Disability Minister Esther McVey was yesterday accused of not giving enough support to disabled workers made redundant by the closure of Remploy factories.
The accusation from a former employee came in the wake of Thursday’s announcement that more Remploy factories, including those in Sheffield and Huddersfield, risked closure.
The previous nationwide closure programme has included the loss of a Remploy factory at Millshaw, Leeds, which closed last Friday with the loss of 60 jobs, plus another at Pontefract which closed in the summer with another 28 jobs going.
Ms McVey insisted her department had been giving “specialist support” to help those already made redundant find new jobs and had “completely reordered” what they were doing to help.
She said the number of disabled people to have found new work had “quadrupled” recently.
Referring specifically to a closure in Oldham, she said there had been 109 people working there with disabilities, with 69 coming forward to say they would like support, and 19 getting new jobs.
But Talit Karim, who was made redundant from Remploy earlier this year, said he had not been given any help.
He said: “I don’t where they get that idea from.
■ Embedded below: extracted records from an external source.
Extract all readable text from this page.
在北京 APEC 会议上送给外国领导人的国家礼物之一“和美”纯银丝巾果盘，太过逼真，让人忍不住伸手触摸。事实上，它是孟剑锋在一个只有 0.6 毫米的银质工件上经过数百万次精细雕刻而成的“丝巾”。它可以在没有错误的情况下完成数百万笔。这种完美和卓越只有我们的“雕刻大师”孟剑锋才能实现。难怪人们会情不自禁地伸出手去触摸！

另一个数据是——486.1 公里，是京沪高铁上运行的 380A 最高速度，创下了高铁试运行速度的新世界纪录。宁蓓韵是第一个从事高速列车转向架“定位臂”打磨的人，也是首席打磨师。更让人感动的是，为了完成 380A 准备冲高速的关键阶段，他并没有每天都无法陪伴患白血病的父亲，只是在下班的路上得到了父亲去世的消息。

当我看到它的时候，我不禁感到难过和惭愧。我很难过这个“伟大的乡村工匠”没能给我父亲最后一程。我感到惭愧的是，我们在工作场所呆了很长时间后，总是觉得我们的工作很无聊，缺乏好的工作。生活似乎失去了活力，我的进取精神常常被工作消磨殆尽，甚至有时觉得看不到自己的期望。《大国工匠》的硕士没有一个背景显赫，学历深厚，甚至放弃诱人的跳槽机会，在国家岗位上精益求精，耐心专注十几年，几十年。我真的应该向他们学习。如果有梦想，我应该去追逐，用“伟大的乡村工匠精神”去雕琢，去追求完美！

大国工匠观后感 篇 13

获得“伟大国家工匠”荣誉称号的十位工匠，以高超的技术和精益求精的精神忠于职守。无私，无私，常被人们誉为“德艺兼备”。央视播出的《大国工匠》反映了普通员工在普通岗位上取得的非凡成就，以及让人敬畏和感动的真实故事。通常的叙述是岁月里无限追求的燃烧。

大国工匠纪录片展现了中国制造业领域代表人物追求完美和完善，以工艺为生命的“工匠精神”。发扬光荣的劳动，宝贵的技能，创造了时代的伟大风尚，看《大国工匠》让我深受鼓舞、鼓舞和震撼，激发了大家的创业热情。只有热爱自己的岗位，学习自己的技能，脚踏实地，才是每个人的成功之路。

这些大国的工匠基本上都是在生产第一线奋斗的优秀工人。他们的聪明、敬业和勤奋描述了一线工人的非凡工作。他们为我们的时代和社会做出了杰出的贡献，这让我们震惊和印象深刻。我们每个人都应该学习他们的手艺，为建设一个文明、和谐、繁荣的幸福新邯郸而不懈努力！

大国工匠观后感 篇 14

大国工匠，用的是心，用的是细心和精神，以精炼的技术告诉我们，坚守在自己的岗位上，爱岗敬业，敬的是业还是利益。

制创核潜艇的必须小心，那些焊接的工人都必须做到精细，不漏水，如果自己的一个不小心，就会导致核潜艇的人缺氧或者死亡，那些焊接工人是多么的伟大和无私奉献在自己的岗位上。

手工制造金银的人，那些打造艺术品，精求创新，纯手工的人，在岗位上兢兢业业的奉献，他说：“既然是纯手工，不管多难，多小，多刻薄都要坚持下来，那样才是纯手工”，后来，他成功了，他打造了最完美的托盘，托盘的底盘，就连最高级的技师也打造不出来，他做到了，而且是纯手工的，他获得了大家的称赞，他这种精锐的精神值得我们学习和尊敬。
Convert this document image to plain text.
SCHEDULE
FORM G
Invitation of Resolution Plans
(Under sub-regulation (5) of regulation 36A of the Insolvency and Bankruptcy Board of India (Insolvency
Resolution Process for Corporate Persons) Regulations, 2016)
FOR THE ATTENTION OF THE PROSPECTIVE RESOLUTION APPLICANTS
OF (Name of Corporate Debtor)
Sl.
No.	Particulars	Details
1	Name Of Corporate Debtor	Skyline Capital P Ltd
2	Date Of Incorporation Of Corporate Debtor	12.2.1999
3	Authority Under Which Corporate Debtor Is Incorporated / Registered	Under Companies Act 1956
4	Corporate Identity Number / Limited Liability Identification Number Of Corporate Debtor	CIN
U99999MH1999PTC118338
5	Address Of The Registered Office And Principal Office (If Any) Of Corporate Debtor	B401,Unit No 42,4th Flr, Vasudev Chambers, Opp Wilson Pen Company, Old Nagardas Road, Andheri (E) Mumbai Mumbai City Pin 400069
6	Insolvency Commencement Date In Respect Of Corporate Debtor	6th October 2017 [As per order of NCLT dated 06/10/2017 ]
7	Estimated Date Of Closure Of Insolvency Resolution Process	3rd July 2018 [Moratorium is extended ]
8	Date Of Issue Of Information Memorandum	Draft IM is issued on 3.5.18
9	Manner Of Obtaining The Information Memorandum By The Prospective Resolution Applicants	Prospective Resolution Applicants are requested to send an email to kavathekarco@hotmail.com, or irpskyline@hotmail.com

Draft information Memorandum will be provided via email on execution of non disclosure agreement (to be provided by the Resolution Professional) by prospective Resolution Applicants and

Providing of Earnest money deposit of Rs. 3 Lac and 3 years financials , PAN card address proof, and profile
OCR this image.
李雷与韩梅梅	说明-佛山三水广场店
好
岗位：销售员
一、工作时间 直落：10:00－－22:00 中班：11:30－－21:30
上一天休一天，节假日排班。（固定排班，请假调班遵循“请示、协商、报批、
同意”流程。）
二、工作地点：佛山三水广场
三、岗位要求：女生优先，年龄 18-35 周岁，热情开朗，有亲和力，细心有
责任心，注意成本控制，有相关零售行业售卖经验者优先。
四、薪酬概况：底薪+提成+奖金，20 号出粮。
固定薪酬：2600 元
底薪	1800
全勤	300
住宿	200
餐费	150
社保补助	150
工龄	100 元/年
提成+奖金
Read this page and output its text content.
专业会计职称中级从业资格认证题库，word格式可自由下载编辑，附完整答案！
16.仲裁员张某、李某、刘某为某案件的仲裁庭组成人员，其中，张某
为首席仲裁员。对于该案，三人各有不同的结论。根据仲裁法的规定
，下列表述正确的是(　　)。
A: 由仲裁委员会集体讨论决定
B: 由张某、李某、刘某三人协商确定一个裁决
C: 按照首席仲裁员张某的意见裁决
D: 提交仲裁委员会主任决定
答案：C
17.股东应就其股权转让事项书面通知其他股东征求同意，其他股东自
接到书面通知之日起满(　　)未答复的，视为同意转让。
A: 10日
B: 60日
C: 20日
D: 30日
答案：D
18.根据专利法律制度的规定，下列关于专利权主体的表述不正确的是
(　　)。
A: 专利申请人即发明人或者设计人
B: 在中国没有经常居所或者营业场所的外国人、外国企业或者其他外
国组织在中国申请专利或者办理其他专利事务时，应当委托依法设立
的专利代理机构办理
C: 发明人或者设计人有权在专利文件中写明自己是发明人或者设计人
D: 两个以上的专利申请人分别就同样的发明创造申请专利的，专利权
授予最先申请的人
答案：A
There was 115 people when I worked at Remploy Oldham – I actually did the payroll so I know.
“And talking to my colleagues on Facebook, she mentioned that about 19 people have got jobs, but I’d say that about five had so that’s untrue.”
He said there were no jobs available for disabled people so help with finding work was “unnecessary”.
Ms McVey said she was willing to speak to Mr Karim to give him any support she could.
On Thursday it emerged 875 employees, including 682 disabled people, have been told they face compulsory redundancy.
Unions have attacked the decision as “cruel”, warning of the difficulty disabled workers face looking for other jobs.
Ministers announced earlier this year that several Remploy factories would close, arguing the budget for disabled employment services could be spent more effectively.
Now, 34 factories have ceased operations and are in the process of closing, but the future of 18 others remained unclear.
Some factories could move out of Government-funded support, but others are set to close.
Workers at risk of redundancy are in 15 factories, including an automotive textiles plant in Huddersfield, furniture businesses based in Neath, Sheffield and Blackburn, textiles in Dundee, Stirling and Clydebank, and packaging in Norwich, Portsmouth, Burnley and Sunderland.